On relève néanmoins quelques faiblesses parmi les instrumentistes, qui s'accentuent dans Tchaïkovski : les cordes notamment (est-ce faute d'accord ?) ne brillent pas. Les interventions du premier violon soliste font courir des frissons à l'échine – et son solo dans l'acte II est un grand moment de solitude. La justesse des cuivres, qui n'est pas non plus au-dessus de tout soupçon, amène même à se demander si l'orchestre est dans ses meilleurs jours. Rendons justice, cependant, à l'incroyable clarinettiste Nikolai Mozgovenko, dont les traits parfaitement exécutés et fluides donnent une saveur spéciale aux Masques de Prokofiev.

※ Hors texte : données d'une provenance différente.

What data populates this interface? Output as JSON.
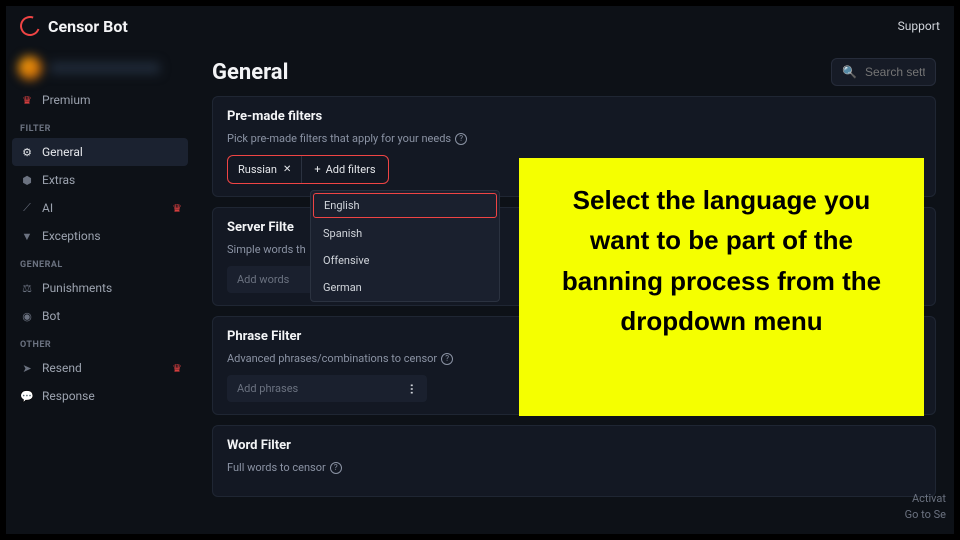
{
  "brand": {
    "name": "Censor Bot"
  },
  "topbar": {
    "support": "Support"
  },
  "sidebar": {
    "premium": "Premium",
    "headings": {
      "filter": "FILTER",
      "general": "GENERAL",
      "other": "OTHER"
    },
    "items": {
      "general": "General",
      "extras": "Extras",
      "ai": "AI",
      "exceptions": "Exceptions",
      "punishments": "Punishments",
      "bot": "Bot",
      "resend": "Resend",
      "response": "Response"
    }
  },
  "search": {
    "placeholder": "Search sett"
  },
  "page": {
    "title": "General"
  },
  "premade": {
    "title": "Pre-made filters",
    "subtitle": "Pick pre-made filters that apply for your needs",
    "chip": "Russian",
    "add": "Add filters",
    "options": [
      "English",
      "Spanish",
      "Offensive",
      "German"
    ]
  },
  "server": {
    "title": "Server Filte",
    "subtitle": "Simple words th",
    "placeholder": "Add words"
  },
  "phrase": {
    "title": "Phrase Filter",
    "subtitle": "Advanced phrases/combinations to censor",
    "placeholder": "Add phrases"
  },
  "word": {
    "title": "Word Filter",
    "subtitle": "Full words to censor"
  },
  "callout": "Select the language you want to be part of the banning process from the dropdown menu",
  "activate": {
    "l1": "Activat",
    "l2": "Go to Se"
  }
}
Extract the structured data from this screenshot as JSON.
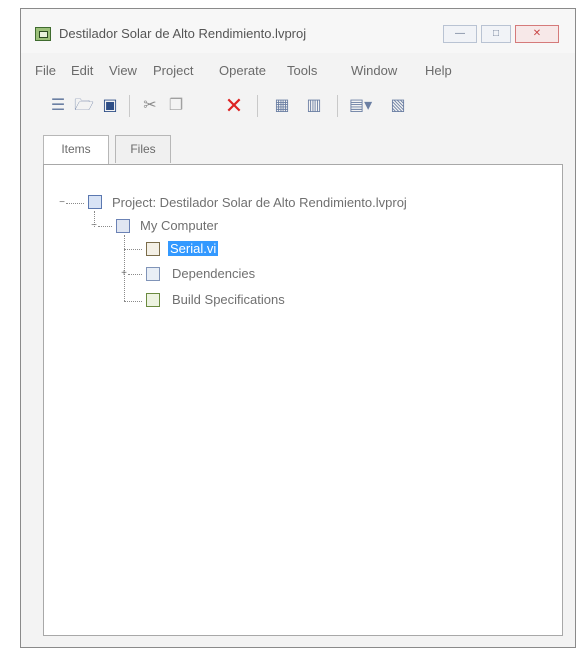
{
  "window": {
    "title": "Destilador Solar de Alto Rendimiento.lvproj",
    "controls": [
      "—",
      "□",
      "✕"
    ]
  },
  "menu": [
    "File",
    "Edit",
    "View",
    "Project",
    "Operate",
    "Tools",
    "Window",
    "Help"
  ],
  "toolbar": {
    "icons": [
      "new-icon",
      "open-icon",
      "save-icon",
      "cut-icon",
      "copy-icon",
      "delete-icon",
      "add-icon",
      "organize-icon",
      "view-icon",
      "properties-icon"
    ]
  },
  "tabs": [
    {
      "label": "Items"
    },
    {
      "label": "Files"
    }
  ],
  "tree": {
    "project": "Project: Destilador Solar de Alto Rendimiento.lvproj",
    "computer": "My Computer",
    "children": [
      {
        "label": "Serial.vi",
        "selected": true
      },
      {
        "label": "Dependencies"
      },
      {
        "label": "Build Specifications"
      }
    ]
  },
  "colors": {
    "selection": "#3399ff",
    "close_button": "#c94545"
  }
}
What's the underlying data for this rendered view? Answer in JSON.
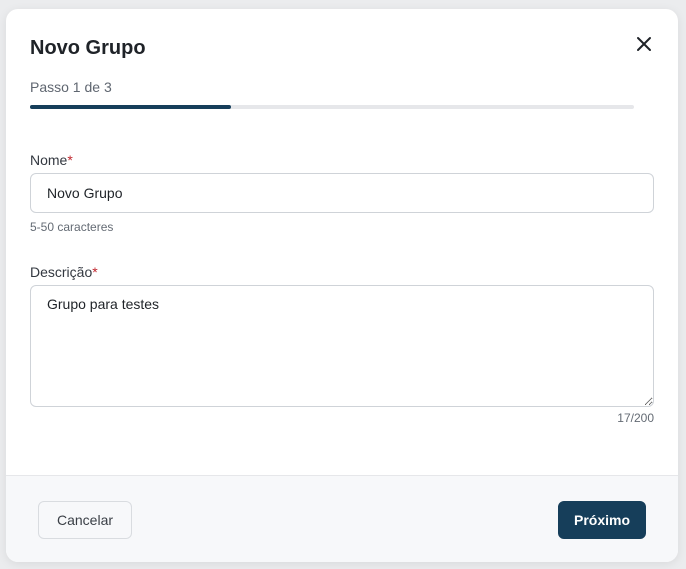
{
  "dialog": {
    "title": "Novo Grupo",
    "close_icon": "close-icon",
    "step_label": "Passo 1 de 3",
    "progress_fraction": 0.333,
    "accent_color": "#163e5a"
  },
  "form": {
    "name": {
      "label": "Nome",
      "required_marker": "*",
      "value": "Novo Grupo",
      "hint": "5-50 caracteres"
    },
    "description": {
      "label": "Descrição",
      "required_marker": "*",
      "value": "Grupo para testes",
      "counter": "17/200"
    }
  },
  "footer": {
    "cancel_label": "Cancelar",
    "next_label": "Próximo"
  }
}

Lorsque Lugansky se joint à l'orchestre, ces défauts minimes s'oublient vite : tous communient dans l'élan formidablement joyeux du Troisième Concerto. Grand habitué de Prokofiev, Lugansky l'a joué un nombre incalculable de fois, et c'est une œuvre que sa mémoire, ses doigts, et son intelligence possèdent tout à fait. Le parti qu'il prend d'alléger la pédale, même s'il lui fait perdre en puissance, est bien conforme à l'esprit de l'œuvre, en l'orientant vers plus de causticité, ou tantôt plus de badinerie. Dans les concertos aussi bien que dans les pièces pour piano seul (à l'image du Prélude de Rachmaninov joué en bis), Lugansky excelle par la finesse de ses réalisations, qui toujours captive le public. Pletnev, admiratif, n'a pas voulu saluer à la fin du concerto, abandonnant au soliste tout l'honneur des vivats.